These noodles are made from the flour obtained from the root of a plant called konjac; they are made out of water for the 97% and also contain Glucomannan, a dietary fibre believed to help in weight loss.
The name means ‘white waterfall’, a reference to their translucent appearance; they have little flavour of their own and a gelatinous, pleasantly chewy texture, and can be used as a low-carb (or rather no-carb) replacement for pasta (mainly spaghetti) or other types of noodles.

I came across this ingredient reading a Dukan book.

I am not a big fan of the Dukan diet as such, but it contains a few principles that I like and, although I have never embraced the method, I have to say that reading the introduction of his book changed, to the better, the way I look at food and eat (after all, Pierre Dukan is a nutritionist, therefore he’s got a very deep knowledge of the matter). Although the conclusions he draws are  too extreme in my opinion, the idea of selecting the food you eat so that you can keep the calories low whilst not feeling hungry (which is the very foundation of the Dukan method) is a good way to lose weight healthily and maintain the results.

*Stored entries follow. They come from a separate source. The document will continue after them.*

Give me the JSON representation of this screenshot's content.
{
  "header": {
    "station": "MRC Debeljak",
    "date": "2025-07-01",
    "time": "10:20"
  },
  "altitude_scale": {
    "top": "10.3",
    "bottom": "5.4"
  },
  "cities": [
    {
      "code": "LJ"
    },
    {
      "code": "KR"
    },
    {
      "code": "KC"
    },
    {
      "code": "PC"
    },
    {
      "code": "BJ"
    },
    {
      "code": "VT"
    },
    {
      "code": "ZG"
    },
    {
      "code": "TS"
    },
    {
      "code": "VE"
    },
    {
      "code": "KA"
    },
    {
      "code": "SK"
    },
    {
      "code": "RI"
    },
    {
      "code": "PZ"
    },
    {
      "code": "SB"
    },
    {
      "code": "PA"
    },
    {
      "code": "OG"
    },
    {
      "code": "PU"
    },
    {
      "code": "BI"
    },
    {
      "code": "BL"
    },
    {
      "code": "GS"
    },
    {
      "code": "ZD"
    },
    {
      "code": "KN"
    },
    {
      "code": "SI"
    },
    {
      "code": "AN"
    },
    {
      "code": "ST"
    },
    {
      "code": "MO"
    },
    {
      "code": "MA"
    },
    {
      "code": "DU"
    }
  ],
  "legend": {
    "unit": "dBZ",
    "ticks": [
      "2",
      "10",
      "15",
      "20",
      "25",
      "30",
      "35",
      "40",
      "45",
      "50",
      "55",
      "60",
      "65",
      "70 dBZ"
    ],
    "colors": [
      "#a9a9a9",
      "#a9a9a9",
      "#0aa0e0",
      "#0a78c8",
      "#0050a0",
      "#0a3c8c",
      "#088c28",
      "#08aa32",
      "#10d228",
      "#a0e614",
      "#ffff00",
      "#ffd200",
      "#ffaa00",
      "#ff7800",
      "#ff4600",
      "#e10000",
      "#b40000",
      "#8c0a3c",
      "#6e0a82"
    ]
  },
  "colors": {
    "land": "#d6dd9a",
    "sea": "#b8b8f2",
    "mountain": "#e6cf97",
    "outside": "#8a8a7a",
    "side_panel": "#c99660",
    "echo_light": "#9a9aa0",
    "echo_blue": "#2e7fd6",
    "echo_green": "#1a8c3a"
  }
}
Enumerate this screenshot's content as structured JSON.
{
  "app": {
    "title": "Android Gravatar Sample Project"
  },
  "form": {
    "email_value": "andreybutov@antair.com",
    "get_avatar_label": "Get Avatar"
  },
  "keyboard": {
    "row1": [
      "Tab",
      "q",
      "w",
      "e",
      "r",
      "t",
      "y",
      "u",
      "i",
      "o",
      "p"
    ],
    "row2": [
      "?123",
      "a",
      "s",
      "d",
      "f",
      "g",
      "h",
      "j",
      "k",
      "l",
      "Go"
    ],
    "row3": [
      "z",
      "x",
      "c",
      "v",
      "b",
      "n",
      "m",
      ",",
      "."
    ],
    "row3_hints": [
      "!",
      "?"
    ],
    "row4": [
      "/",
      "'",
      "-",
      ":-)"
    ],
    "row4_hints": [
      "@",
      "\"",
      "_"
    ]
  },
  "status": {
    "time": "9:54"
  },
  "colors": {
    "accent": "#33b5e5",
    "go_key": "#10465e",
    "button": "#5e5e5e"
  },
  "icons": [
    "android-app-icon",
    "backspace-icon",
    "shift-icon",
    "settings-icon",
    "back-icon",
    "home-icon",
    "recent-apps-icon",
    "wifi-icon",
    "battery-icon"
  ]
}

Shirataki noodles do exactly this, as they will fill you up with virtually no calories, and can be used, for example, for having a light dinner without going to bed hungry. The typical scenario I have in mind is someone with a sedentary job, coming back home after a day at work where all the physical activity was those 2 flights of stairs to reach the office.
We will still need food, but not so much as we would like to eat, because our body hasn’t used a lot of energy: something like shirataki is perfect in this kind of situation, and that’s when I eat them (for example a Shirataki stir fry with some veggies and meat or seafood), whilst I tend to have something more substantial when I exercise.

I will post more detailed recipes; for now, bear in mind that:

  • They can replace other types of noodles or even spaghetti (although the difference in texture is huge)
  • If you buy the wet ones, which come in water inside a sealed package, rinse them before cooking
  • ,They can be boiled or stir-fried and the cooking time is quite short (about 3 minutes)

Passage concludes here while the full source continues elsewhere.